Waffle gave birth yesterday. She made a very nice nest out of strips of cloth and papertowels. First she also used the Yesterday's News from her litter box (including her poop), but I removed that because I read somewhere that it would be bad for the babies.

Now I wonder when I should change their bedding? What to do with the eepers meanwhile? Should I use papertowel again? And when can I put the litter box back in for Waffle?


----------



## miloandroxie (Dec 19, 2007)

I first changed Roxie's bedding the day after she gave birth. Everything was poopy or bloody and she obviously hadn't moved from that one corner in the past 24 hours. 
What I did was, I moved mom into her spare cage and set up a heating pad on low with a big comfy towel over it. I placed the bubs on the towel and proceded to clean the cage as usual, not using spays or anything. I then lined the cage with Carefresh and Yesterday's News and tore up strips of fabric, newspaper and paper towels. I placed them where she had originally nested and threw in a couple strips of the bloodied fabric and paper towel strips along with the nesting material.
I then placed the bubs in a careful pile near the nest and then put mom in the cage (in an area where she would see the bubs before approaching the nest and not step on them). Then I let her be.

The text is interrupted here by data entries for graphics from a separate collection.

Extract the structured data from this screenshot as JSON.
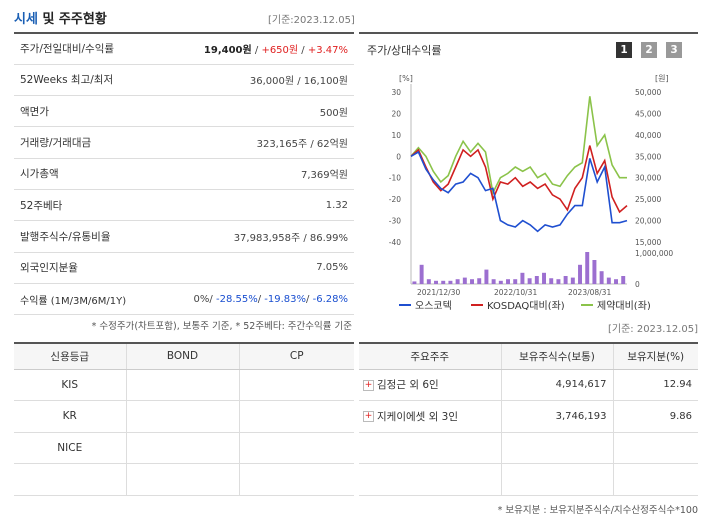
{
  "header": {
    "title_highlight": "시세",
    "title_rest": " 및 주주현황",
    "base_date": "[기준:2023.12.05]"
  },
  "quote": {
    "rows": [
      {
        "key": "주가/전일대비/수익률"
      },
      {
        "key": "52Weeks 최고/최저",
        "value": "36,000원 / 16,100원"
      },
      {
        "key": "액면가",
        "value": "500원"
      },
      {
        "key": "거래량/거래대금",
        "value": "323,165주 / 62억원"
      },
      {
        "key": "시가총액",
        "value": "7,369억원"
      },
      {
        "key": "52주베타",
        "value": "1.32"
      },
      {
        "key": "발행주식수/유통비율",
        "value": "37,983,958주 / 86.99%"
      },
      {
        "key": "외국인지분율",
        "value": "7.05%"
      },
      {
        "key": "수익률 (1M/3M/6M/1Y)"
      }
    ],
    "price": "19,400원",
    "change": "+650원",
    "change_pct": "+3.47%",
    "sep": " / ",
    "returns": {
      "r1": "0%",
      "r2": "-28.55%",
      "r3": "-19.83%",
      "r4": "-6.28%",
      "sep": "/ "
    },
    "note": "* 수정주가(차트포함), 보통주 기준, * 52주베타: 주간수익률 기준"
  },
  "chart_panel": {
    "title": "주가/상대수익률",
    "buttons": [
      "1",
      "2",
      "3"
    ],
    "button_colors": [
      "#333333",
      "#999999",
      "#999999"
    ]
  },
  "chart_data": {
    "type": "line",
    "y_left": {
      "unit": "[%]",
      "ticks": [
        "30",
        "20",
        "10",
        "0",
        "-10",
        "-20",
        "-30",
        "-40"
      ],
      "range": [
        -40,
        30
      ]
    },
    "y_right": {
      "unit": "[원]",
      "ticks": [
        "50,000",
        "45,000",
        "40,000",
        "35,000",
        "30,000",
        "25,000",
        "20,000",
        "15,000"
      ],
      "range": [
        15000,
        50000
      ]
    },
    "volume_axis": {
      "ticks": [
        "1,000,000",
        "0"
      ],
      "range": [
        0,
        1000000
      ]
    },
    "x_ticks": [
      "2021/12/30",
      "2022/10/31",
      "2023/08/31"
    ],
    "series": [
      {
        "name": "오스코텍",
        "color": "#1f4fd0",
        "values": [
          0,
          2,
          -6,
          -11,
          -15,
          -17,
          -13,
          -12,
          -8,
          -10,
          -16,
          -15,
          -30,
          -32,
          -33,
          -30,
          -32,
          -35,
          -32,
          -33,
          -32,
          -27,
          -23,
          -23,
          -1,
          -12,
          -5,
          -31,
          -31,
          -30
        ]
      },
      {
        "name": "KOSDAQ대비(좌)",
        "color": "#d02020",
        "values": [
          0,
          3,
          -5,
          -12,
          -16,
          -13,
          -5,
          3,
          0,
          3,
          -5,
          -20,
          -12,
          -13,
          -10,
          -14,
          -12,
          -15,
          -13,
          -18,
          -20,
          -25,
          -15,
          -10,
          5,
          -8,
          -2,
          -19,
          -26,
          -23
        ]
      },
      {
        "name": "제약대비(좌)",
        "color": "#8bc34a",
        "values": [
          0,
          4,
          0,
          -7,
          -12,
          -9,
          0,
          7,
          2,
          6,
          2,
          -17,
          -10,
          -8,
          -5,
          -7,
          -5,
          -10,
          -8,
          -13,
          -14,
          -9,
          -5,
          -3,
          28,
          5,
          10,
          -4,
          -10,
          -10
        ]
      },
      {
        "name": "거래량",
        "color": "#9c6fd0",
        "values": [
          80000,
          600000,
          150000,
          100000,
          100000,
          100000,
          150000,
          200000,
          150000,
          180000,
          450000,
          150000,
          100000,
          150000,
          150000,
          350000,
          180000,
          250000,
          350000,
          180000,
          150000,
          250000,
          200000,
          600000,
          1200000,
          750000,
          400000,
          200000,
          150000,
          250000
        ]
      }
    ]
  },
  "credit": {
    "headers": [
      "신용등급",
      "BOND",
      "CP"
    ],
    "rows": [
      [
        "KIS",
        "",
        ""
      ],
      [
        "KR",
        "",
        ""
      ],
      [
        "NICE",
        "",
        ""
      ],
      [
        "",
        "",
        ""
      ]
    ]
  },
  "holders": {
    "base_date": "[기준: 2023.12.05]",
    "headers": [
      "주요주주",
      "보유주식수(보통)",
      "보유지분(%)"
    ],
    "rows": [
      {
        "name": "김정근 외 6인",
        "shares": "4,914,617",
        "pct": "12.94"
      },
      {
        "name": "지케이에셋 외 3인",
        "shares": "3,746,193",
        "pct": "9.86"
      }
    ],
    "note": "* 보유지분 : 보유지분주식수/지수산정주식수*100"
  }
}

I hope this is helpful. And if mom gets violent (Roxie was very aggresive the first week after the babies were born) try winter gloves or padded socks on your hands. Treats for mom help too.  Good luck with your babies!


----------



## dragonegg (Oct 2, 2007)

Thanks. Waffle isn't aggressive at all. In fact, she seemed so happy and relieved after the birth, and proud, too. She's a good little mommy. She also didn't poop in her nest, she went to do it in the corner farthest away from her babies. Maybe I'll wait another day before I clean them up.


----------